“When I joined this band in 2011, I just identified as African American, but now, through years of travel and learning, I also identify as Creole,” said Desiree Champagne, the washboard player in Watson’s band. “The importance of preserving the culture and identity is to understand who you are and where you come from, what you are part of.”
Kouri-Vini originated in Louisiana, but in the early 1900s, it spilled over the border to eastern Texas, Watson’s native state, and he grew up hearing elderly relatives exchange neighbourhood news in the language. As they died, Watson, who is African American, realised that his ancestral language was dying with them.

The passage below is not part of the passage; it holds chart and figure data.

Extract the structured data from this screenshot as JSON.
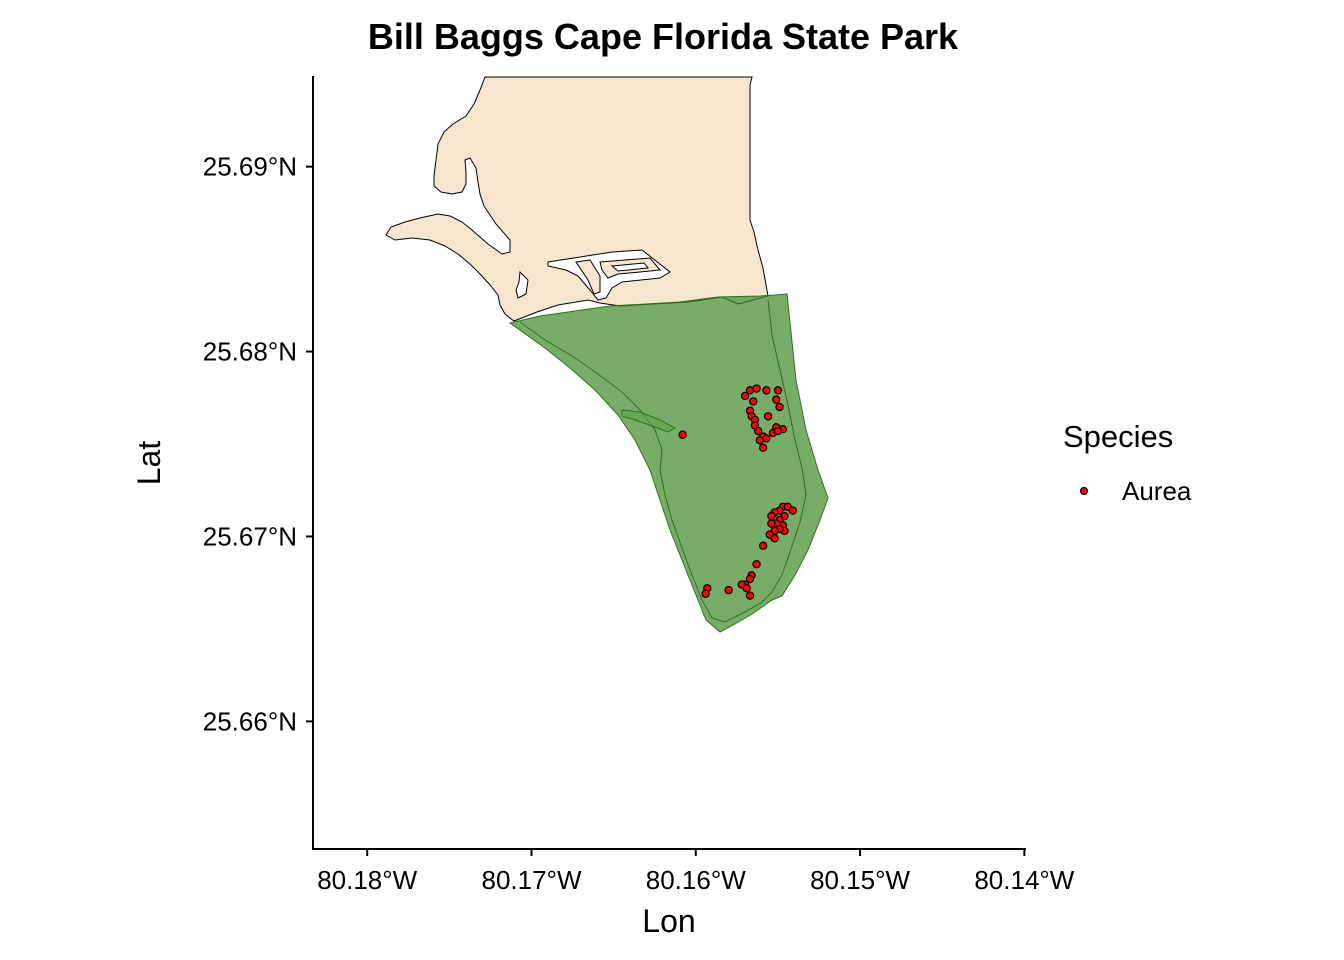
{
  "title": "Bill Baggs Cape Florida State Park",
  "x_axis": {
    "label": "Lon",
    "ticks": [
      "80.18°W",
      "80.17°W",
      "80.16°W",
      "80.15°W",
      "80.14°W"
    ],
    "tick_values": [
      -80.18,
      -80.17,
      -80.16,
      -80.15,
      -80.14
    ]
  },
  "y_axis": {
    "label": "Lat",
    "ticks": [
      "25.69°N",
      "25.68°N",
      "25.67°N",
      "25.66°N"
    ],
    "tick_values": [
      25.69,
      25.68,
      25.67,
      25.66
    ]
  },
  "legend": {
    "title": "Species",
    "entries": [
      {
        "label": "Aurea",
        "color": "#ff0000"
      }
    ]
  },
  "colors": {
    "land": "#f7e6cf",
    "park": "#3f8a2a",
    "point_fill": "#ff0000",
    "point_stroke": "#000000"
  },
  "chart_data": {
    "type": "scatter",
    "title": "Bill Baggs Cape Florida State Park",
    "xlabel": "Lon",
    "ylabel": "Lat",
    "xlim": [
      -80.1833,
      -80.1399
    ],
    "ylim": [
      25.6531,
      25.6949
    ],
    "grid": false,
    "legend_position": "right",
    "series": [
      {
        "name": "Aurea",
        "points": [
          [
            -80.1567,
            25.6779
          ],
          [
            -80.1563,
            25.678
          ],
          [
            -80.157,
            25.6776
          ],
          [
            -80.155,
            25.6779
          ],
          [
            -80.1557,
            25.6779
          ],
          [
            -80.1551,
            25.6774
          ],
          [
            -80.1549,
            25.677
          ],
          [
            -80.1565,
            25.6773
          ],
          [
            -80.1567,
            25.6768
          ],
          [
            -80.1566,
            25.6765
          ],
          [
            -80.1564,
            25.6763
          ],
          [
            -80.1556,
            25.6765
          ],
          [
            -80.1564,
            25.676
          ],
          [
            -80.1562,
            25.6757
          ],
          [
            -80.1559,
            25.6754
          ],
          [
            -80.1561,
            25.6752
          ],
          [
            -80.1559,
            25.6748
          ],
          [
            -80.1557,
            25.6753
          ],
          [
            -80.1553,
            25.6756
          ],
          [
            -80.1551,
            25.6759
          ],
          [
            -80.1547,
            25.6758
          ],
          [
            -80.155,
            25.6757
          ],
          [
            -80.1608,
            25.6755
          ],
          [
            -80.1547,
            25.6716
          ],
          [
            -80.1544,
            25.6716
          ],
          [
            -80.1549,
            25.6714
          ],
          [
            -80.1552,
            25.6713
          ],
          [
            -80.1554,
            25.6711
          ],
          [
            -80.1541,
            25.6714
          ],
          [
            -80.1546,
            25.6711
          ],
          [
            -80.1549,
            25.6709
          ],
          [
            -80.1551,
            25.6707
          ],
          [
            -80.1554,
            25.6707
          ],
          [
            -80.1547,
            25.6706
          ],
          [
            -80.1546,
            25.6703
          ],
          [
            -80.1549,
            25.6704
          ],
          [
            -80.1552,
            25.6703
          ],
          [
            -80.1555,
            25.6701
          ],
          [
            -80.1552,
            25.6699
          ],
          [
            -80.1559,
            25.6695
          ],
          [
            -80.1563,
            25.6685
          ],
          [
            -80.1566,
            25.6679
          ],
          [
            -80.1567,
            25.6677
          ],
          [
            -80.157,
            25.6674
          ],
          [
            -80.1572,
            25.6674
          ],
          [
            -80.1569,
            25.6672
          ],
          [
            -80.1567,
            25.6668
          ],
          [
            -80.158,
            25.6671
          ],
          [
            -80.1593,
            25.6672
          ],
          [
            -80.1594,
            25.6669
          ]
        ]
      }
    ]
  }
}
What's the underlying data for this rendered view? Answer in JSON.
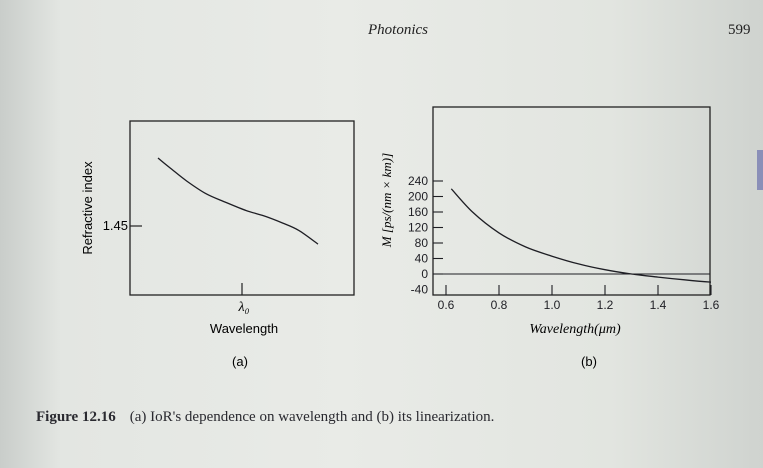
{
  "header": {
    "running_title": "Photonics",
    "page_number": "599"
  },
  "chart_data": [
    {
      "type": "line",
      "title": "",
      "sublabel": "(a)",
      "xlabel": "Wavelength",
      "ylabel": "Refractive index",
      "x_tick_labels": [
        "λ₀"
      ],
      "y_tick_labels": [
        "1.45"
      ],
      "grid": false,
      "series": [
        {
          "x": [
            0.0,
            0.08,
            0.18,
            0.3,
            0.42,
            0.55,
            0.66,
            0.78,
            0.88,
            1.0
          ],
          "y": [
            1.0,
            0.9,
            0.78,
            0.66,
            0.58,
            0.5,
            0.45,
            0.38,
            0.31,
            0.18
          ]
        }
      ]
    },
    {
      "type": "line",
      "title": "",
      "sublabel": "(b)",
      "xlabel": "Wavelength(μm)",
      "ylabel": "M [ps/(nm × km)]",
      "xlim": [
        0.55,
        1.6
      ],
      "ylim": [
        -40,
        260
      ],
      "x_ticks": [
        0.6,
        0.8,
        1.0,
        1.2,
        1.4,
        1.6
      ],
      "x_tick_labels": [
        "0.6",
        "0.8",
        "1.0",
        "1.2",
        "1.4",
        "1.6"
      ],
      "y_ticks": [
        -40,
        0,
        40,
        80,
        120,
        160,
        200,
        240
      ],
      "y_tick_labels": [
        "-40",
        "0",
        "40",
        "80",
        "120",
        "160",
        "200",
        "240"
      ],
      "grid": false,
      "series": [
        {
          "x": [
            0.62,
            0.7,
            0.8,
            0.9,
            1.0,
            1.1,
            1.2,
            1.3,
            1.4,
            1.5,
            1.6
          ],
          "y": [
            220,
            160,
            106,
            70,
            46,
            26,
            11,
            0,
            -8,
            -15,
            -21
          ]
        }
      ],
      "reference_lines": [
        0
      ]
    }
  ],
  "caption": {
    "label": "Figure 12.16",
    "text": "(a) IoR's dependence on wavelength and (b) its linearization."
  },
  "colors": {
    "ink": "#1e1e24",
    "page": "#e9ebe7"
  }
}
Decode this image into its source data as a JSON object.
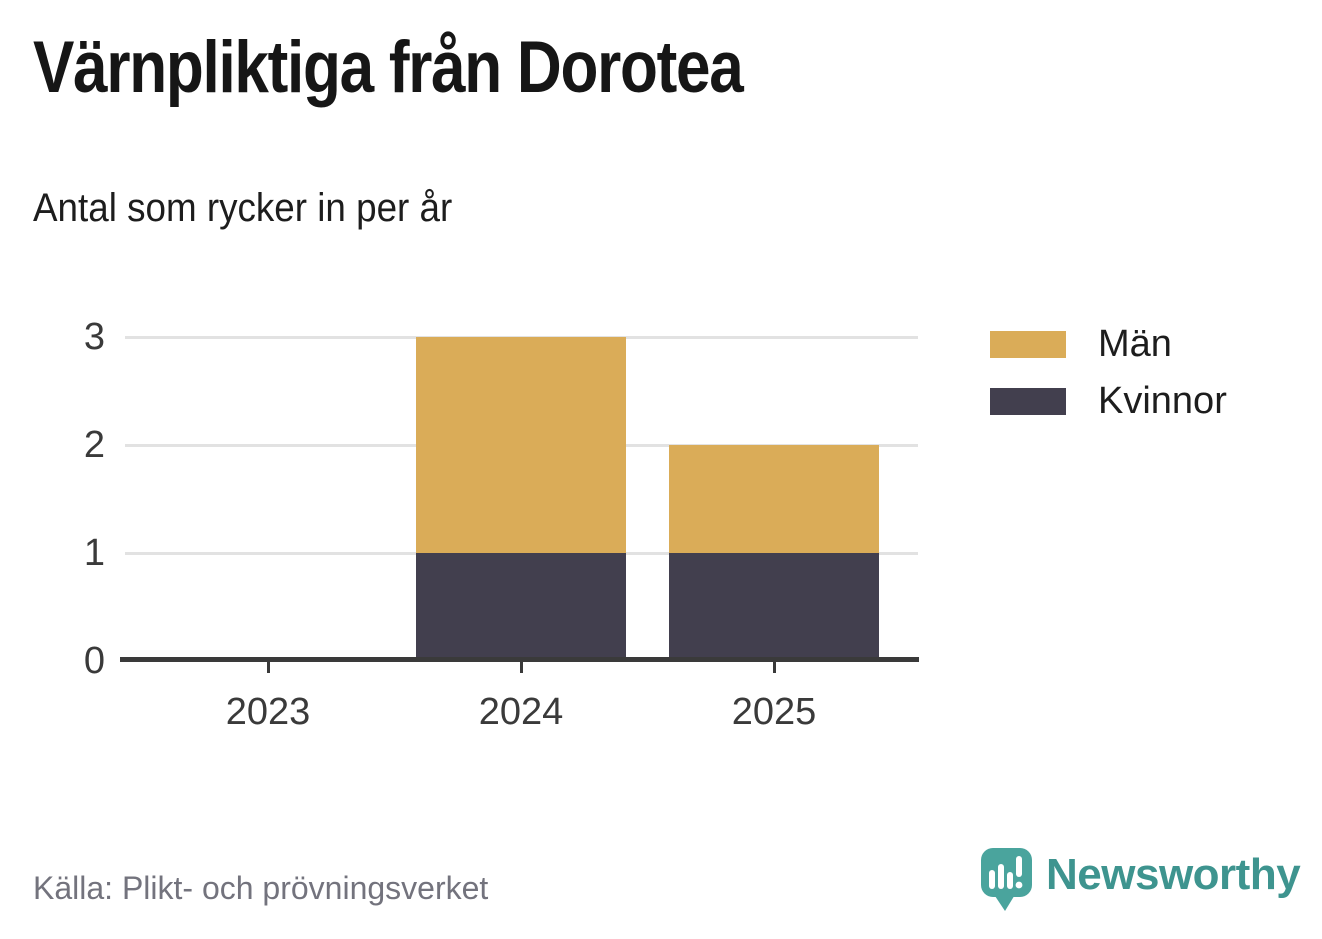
{
  "title": "Värnpliktiga från Dorotea",
  "subtitle": "Antal som rycker in per år",
  "source": "Källa: Plikt- och prövningsverket",
  "branding": {
    "name": "Newsworthy",
    "logo_icon": "speech-bubble-bar-chart-exclamation-icon",
    "wordmark_color": "#3e948f",
    "icon_color": "#4aa49d"
  },
  "colors": {
    "axis": "#3a3a3a",
    "grid": "#e2e2e2",
    "tick_text": "#3a3a3a",
    "source_text": "#73737d",
    "man_gold": "#daac58",
    "kvinnor_dark": "#423f4e"
  },
  "chart_data": {
    "type": "bar",
    "stacked": true,
    "title": "Värnpliktiga från Dorotea",
    "subtitle": "Antal som rycker in per år",
    "categories": [
      "2023",
      "2024",
      "2025"
    ],
    "series": [
      {
        "name": "Kvinnor",
        "color": "#423f4e",
        "values": [
          0,
          1,
          1
        ]
      },
      {
        "name": "Män",
        "color": "#daac58",
        "values": [
          0,
          2,
          1
        ]
      }
    ],
    "totals": [
      0,
      3,
      2
    ],
    "xlabel": "",
    "ylabel": "",
    "ylim": [
      0,
      3
    ],
    "yticks": [
      0,
      1,
      2,
      3
    ],
    "grid": "horizontal",
    "legend_position": "right",
    "legend_order": [
      "Män",
      "Kvinnor"
    ]
  }
}
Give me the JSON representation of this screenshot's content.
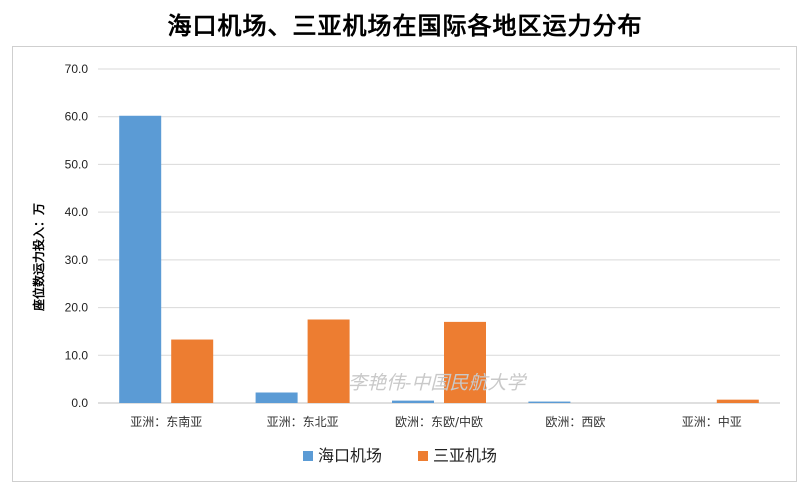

He began using his stage as a platform to revitalise this language that is deeply rooted in the trans-Atlantic slave trade.
In the early 18th Century, newly enslaved people created an amalgam of their native West African languages and the French that colonists used to communicate on the Louisiana sugar and indigo plantations where they toiled. “It’s the first language all these Africans coming from different tribes and caste systems would speak when they were enslaved,” Watson said. “They had these pidgin languages they would speak for a couple of generations, but it eventually became an organised language, which is Creole (Kouri-Vini)” – whose name comes from the Creole pronunciation of the French verbs “courir” (to run) and “venir” (to come).
Watson not only keeps the language extant through his live performances, but on La Nation Créole, the radio show he hosts on Lafayette’s KRVS-88.7. He spins Creole grooves from Louisiana as well as from across the French Creole-speaking world, such as Haiti and Guadeloupe.